Saboreando mi alegría, emprendí el largo camino hasta mi casa en la fría noche otoñal. Aquí y allá tropecé aun con estudiantes que se retiraban a dormir alborotando y haciendo eses. Muy a menudo había comparado su singular manera de divertirse con mi vida solitaria, unas veces con cierta envidia y otras con desprecio. Pero nunca había sentido como hoy, con plena serenidad y secreta energía, cuan poco me atañía aquello y cuan lejano y perdido era para mí aquel mundo. Me acorde de los honrados filisteos de mi ciudad natal, viejos señores rebosantes de dignidad que conservaban los recuerdos de sus años estudiantiles como la memoria de un bienaventurado paraíso y consagraban a la perdida “libertad” de aquellos años un culto como el que los poetas y otros románticos dedican a su infancia. ¡En todas partes sucedía lo mismo! Todos los hombres buscan la "libertad" y la "felicidad" en un punto cualquiera del pasado, solo por miedo a ver alzarse ante ellos la visión de la responsabilidad propia y del propio singular camino. Durante un par de años alborotaban y bebían para someterse luego al rebaño y convertirse en señores graves al servicio del Estado. Era verdad lo que Damián afirmaba: nuestro Mundo estaba carcomido, y esta estupidez estudiantil era aun menos estupida y menos despreciable que cien otras.
Pero al llegar, por fin, a mi apartada vivienda y encerrarme en mi alcoba, todos estos pensamientos se habían desvanecido y todo mi espíritu esperaba suspenso el cumplimiento de la promesa que aquel día me había traído consigo. Tan pronto quisiera, mañana mismo, podía ver a la madre de Demián. ¡Que me importaba que los estudiantes bebieran y se tatuasen, ni que el Mundo estuviera carcomido y próximo a derrumbares!
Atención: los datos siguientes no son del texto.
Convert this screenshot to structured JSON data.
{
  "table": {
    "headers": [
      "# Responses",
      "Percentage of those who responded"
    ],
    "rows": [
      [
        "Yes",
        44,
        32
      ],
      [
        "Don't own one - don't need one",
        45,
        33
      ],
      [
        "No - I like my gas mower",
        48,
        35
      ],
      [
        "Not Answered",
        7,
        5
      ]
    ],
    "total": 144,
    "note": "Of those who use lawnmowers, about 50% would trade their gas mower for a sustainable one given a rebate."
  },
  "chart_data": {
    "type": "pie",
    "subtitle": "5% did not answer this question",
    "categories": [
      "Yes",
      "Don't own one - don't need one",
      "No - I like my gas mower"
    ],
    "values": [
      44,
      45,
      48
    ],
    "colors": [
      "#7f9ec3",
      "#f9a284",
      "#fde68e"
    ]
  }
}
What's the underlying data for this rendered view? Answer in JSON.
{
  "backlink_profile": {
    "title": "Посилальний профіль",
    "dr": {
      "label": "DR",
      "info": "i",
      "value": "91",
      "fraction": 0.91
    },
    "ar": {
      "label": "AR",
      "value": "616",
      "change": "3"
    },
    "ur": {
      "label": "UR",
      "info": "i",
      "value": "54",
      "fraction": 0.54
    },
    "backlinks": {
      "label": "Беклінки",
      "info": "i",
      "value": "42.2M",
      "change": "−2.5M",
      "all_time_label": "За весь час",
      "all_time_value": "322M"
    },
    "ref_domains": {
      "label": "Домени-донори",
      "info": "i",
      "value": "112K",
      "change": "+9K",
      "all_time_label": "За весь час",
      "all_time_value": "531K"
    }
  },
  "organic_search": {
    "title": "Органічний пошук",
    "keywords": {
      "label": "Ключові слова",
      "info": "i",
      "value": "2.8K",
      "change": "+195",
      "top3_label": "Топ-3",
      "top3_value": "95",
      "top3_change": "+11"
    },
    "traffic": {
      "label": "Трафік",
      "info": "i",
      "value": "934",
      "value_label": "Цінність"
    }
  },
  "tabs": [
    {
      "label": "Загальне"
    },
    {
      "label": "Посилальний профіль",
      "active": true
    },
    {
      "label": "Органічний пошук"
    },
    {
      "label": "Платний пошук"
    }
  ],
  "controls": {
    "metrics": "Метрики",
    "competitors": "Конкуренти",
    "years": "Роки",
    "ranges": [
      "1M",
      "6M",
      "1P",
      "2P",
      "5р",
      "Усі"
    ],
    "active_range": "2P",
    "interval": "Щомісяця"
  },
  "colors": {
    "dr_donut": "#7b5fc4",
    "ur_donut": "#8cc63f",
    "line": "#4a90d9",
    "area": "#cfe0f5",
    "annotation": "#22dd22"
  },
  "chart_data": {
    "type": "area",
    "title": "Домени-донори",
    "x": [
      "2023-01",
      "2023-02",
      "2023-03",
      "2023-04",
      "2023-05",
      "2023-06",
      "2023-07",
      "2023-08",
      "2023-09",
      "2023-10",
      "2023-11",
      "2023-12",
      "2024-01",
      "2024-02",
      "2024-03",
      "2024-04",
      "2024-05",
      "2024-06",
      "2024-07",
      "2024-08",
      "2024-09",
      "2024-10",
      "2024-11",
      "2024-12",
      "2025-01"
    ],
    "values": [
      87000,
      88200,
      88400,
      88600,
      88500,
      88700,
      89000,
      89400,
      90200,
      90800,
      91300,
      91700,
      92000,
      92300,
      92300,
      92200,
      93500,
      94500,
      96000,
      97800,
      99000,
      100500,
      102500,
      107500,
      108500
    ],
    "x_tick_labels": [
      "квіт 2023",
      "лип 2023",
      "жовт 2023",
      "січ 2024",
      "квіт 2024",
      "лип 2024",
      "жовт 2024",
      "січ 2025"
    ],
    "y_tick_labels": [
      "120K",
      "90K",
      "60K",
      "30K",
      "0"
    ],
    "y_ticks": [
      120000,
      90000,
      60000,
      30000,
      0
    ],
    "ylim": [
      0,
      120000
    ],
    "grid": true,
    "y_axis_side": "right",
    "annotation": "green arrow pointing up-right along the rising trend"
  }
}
Yo solo esperaba que mi destino se me apareciera con una nueva imagen.
Dormí profundamente hasta muy entrada la mañana. El nuevo día amaneció para mí con una festividad solemne, de aquellas que no había vuelto a vivir desde mis Navidades infantiles. Una intima agitación invadía todo mi ser, pero sin mezcla de temor alguno. Sentía que había comenzado un día decisivo para mi y veía y sentía transformado el Mundo en torno mío, expectante, comprensivo y solemne. También la mansa lluvia otoñal se me antojaba bella, serena y dominguera, plena de una musicalidad gravemente gozosa. Por primera vez se fundían para mi el mundo exterior y el interior en una pura armonía, fiesta del alma que hace amable la vida. Ninguna casa, ninguna ventana, ninguna de las caras que encontré en las calles me fueron desagradables; todo era como debía ser, pero no mostraba la expresión vacía de lo cotidiano y habitual: era naturaleza expectante, respetuosamente pronta al destino. Así había visto yo de niño el Mundo en las mañanas de las grandes festividades, en las mañanas de Navidad y Pentecostés. No sabía ya que este Mundo pudiera ser aun tan bello. Me había habituado a vivir abstraído en mi mismo y a aceptar resignado haber perdido el sentido de lo exterior, suponiendo que la perdida de los vivos colores del Mundo visible se hallaban inevitablemente enlazada a la perdida de la infancia y que la libertad y la virilidad del alma habían de ser pagadas, en cierto modo, con la renuncia a este suave resplandor. Ahora advertía encantado que todo aquellos había estado simplemente oscurecido y cubierto de cenizas, y que también el hombre que se ha liberado y ha renunciado a la dicha de la infancia puede ver resplandecer el Mundo y gozar las intimas delicias de la visión infantil.